Quick overview: Ever notice those strange patterned boxes (see first image below) that are popping up on printed advertisements and everywhere you look nowadays? They’re called QR codes. The neat thing is that they can be used in your classroom too.
What are QR codes? QR codes are computer generated patterns that are meant to be deciphered by mobile devices with a camera. Think of a QR code as a secret code that can’t be read by humans. To read a QR code, you’ll need to hold your mobile device’s camera up the QR code and you’ll instantly get linked to a website or shown a large body of text. A QR code looks something like this:
How can they be used in the classroom? Second language teachers could record audio clips which are linked to QR codes to model pronunciation or provide a definition. During class, the student points the camera at the QR code (let’s say on an object in the classroom or on a field trip) and hears an audio clip of the teacher speaking. Another popular use for a QR code is to setup a virtual “treasure hunt” for second language students. The idea is to place QR codes around the school or classroom which give students clues they need to solve in order to know where to look next. Here’s a site that tells you how to setup your own treasure hunt and what you need to get started. Students or teachers can print QR codes next to projects for additional information on-line that could bring up a helpful video, image, sound, or text:
Above: 9 Mobile Learning Devices workshop, Dr. Kipp Rogers, ISTE 2011
What happens if I don’t have a cell phone or mobile device? If you are a Quebec FGA teacher and are interested in trying an activity like this, then please contact me.
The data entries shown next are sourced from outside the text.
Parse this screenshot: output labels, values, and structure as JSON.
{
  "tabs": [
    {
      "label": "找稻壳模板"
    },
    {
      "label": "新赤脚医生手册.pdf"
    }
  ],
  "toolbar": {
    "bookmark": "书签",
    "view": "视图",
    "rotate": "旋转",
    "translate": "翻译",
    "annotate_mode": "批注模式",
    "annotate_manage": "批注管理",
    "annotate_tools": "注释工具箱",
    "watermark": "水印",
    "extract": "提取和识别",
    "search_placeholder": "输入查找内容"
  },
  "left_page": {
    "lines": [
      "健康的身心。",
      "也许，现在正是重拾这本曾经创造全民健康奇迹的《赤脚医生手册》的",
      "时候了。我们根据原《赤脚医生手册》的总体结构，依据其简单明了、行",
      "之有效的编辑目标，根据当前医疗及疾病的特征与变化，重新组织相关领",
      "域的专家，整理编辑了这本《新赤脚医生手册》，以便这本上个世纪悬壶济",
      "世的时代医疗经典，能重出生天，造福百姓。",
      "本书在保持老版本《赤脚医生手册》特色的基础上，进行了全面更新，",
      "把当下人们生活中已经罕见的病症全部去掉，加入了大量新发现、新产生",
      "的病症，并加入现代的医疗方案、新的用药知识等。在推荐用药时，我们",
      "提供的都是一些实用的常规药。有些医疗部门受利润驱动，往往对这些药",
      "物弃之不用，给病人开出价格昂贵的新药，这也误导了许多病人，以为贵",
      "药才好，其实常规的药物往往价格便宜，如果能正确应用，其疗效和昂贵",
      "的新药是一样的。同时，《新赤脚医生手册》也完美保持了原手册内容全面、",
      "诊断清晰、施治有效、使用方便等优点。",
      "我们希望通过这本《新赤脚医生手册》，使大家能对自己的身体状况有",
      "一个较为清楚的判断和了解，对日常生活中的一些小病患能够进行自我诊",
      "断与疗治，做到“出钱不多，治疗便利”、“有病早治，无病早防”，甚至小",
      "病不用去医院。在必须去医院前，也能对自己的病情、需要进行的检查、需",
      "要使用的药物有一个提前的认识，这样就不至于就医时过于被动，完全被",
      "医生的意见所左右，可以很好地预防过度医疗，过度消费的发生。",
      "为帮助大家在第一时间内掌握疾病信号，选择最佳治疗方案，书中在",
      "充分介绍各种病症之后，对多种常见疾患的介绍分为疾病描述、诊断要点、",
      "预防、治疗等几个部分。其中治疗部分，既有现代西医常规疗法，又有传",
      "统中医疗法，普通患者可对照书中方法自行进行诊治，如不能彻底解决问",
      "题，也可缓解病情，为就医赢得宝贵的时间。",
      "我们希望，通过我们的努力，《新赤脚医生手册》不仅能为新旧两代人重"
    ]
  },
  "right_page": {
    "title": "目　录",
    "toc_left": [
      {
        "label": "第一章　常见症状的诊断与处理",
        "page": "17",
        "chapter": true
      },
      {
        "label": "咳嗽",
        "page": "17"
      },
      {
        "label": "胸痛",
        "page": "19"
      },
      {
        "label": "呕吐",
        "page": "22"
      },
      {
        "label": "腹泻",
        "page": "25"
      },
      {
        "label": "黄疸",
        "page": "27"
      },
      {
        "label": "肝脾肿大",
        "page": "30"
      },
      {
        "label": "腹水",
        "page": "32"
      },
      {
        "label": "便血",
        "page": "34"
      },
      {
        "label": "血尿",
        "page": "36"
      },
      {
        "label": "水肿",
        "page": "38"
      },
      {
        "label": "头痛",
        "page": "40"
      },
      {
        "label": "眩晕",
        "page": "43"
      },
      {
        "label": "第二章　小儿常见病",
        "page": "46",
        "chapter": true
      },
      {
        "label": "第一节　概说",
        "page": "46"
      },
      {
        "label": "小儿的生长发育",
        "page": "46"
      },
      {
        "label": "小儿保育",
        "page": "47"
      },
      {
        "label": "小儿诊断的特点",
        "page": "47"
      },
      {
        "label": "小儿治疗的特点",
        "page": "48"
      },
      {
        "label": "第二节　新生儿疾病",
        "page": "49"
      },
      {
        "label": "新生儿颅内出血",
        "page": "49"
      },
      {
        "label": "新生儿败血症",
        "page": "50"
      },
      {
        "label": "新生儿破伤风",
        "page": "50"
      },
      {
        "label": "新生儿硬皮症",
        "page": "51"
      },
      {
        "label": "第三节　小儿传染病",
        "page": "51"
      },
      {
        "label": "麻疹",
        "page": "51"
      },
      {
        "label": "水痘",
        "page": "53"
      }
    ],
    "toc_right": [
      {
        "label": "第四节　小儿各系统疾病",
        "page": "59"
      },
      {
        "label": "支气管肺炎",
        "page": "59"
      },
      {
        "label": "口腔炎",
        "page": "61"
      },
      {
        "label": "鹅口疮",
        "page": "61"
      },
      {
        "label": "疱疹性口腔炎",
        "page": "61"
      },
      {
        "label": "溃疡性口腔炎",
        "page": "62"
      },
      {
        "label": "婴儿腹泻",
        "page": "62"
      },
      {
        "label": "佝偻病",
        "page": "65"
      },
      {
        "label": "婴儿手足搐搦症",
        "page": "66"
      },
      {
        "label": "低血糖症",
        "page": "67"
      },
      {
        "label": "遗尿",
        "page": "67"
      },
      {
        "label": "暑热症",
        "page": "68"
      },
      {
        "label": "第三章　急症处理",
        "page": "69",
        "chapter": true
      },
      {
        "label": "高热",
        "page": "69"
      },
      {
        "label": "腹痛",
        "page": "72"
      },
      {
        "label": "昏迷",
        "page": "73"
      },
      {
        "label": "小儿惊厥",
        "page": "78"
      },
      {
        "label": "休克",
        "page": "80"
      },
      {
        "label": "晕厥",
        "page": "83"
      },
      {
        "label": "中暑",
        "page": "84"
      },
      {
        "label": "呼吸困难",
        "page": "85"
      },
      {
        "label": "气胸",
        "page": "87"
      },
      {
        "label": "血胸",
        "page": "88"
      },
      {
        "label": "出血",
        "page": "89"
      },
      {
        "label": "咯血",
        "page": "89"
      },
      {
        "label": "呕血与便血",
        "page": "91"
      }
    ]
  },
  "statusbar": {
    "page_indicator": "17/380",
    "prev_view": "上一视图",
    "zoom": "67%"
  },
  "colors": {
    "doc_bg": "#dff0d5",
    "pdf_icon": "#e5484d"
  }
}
We have access to a mobile lab that we can bring into your classroom and accompany you during an activity. If not, just keep in mind that most smartphones can read QR codes. Ask your class of students who has a smartphone (likely a few of them will..) and make them the “QR decoder” of each respective group.
How can we make our own codes? You or your students can use a site like this to generate the QR code and then print it or leave it up on a computer screen for your students to scan.
What mobile apps do you recommend to read QR codes? On Apple iOS devices (iPad, iPhone, iPod touch) I would recommend Scan, a free app that works great and keeps a running history of all the QR codes you’ve deciphered with it. Android users tell me that they like the Barcode Scanner app. Can you read the one I included in this blog post?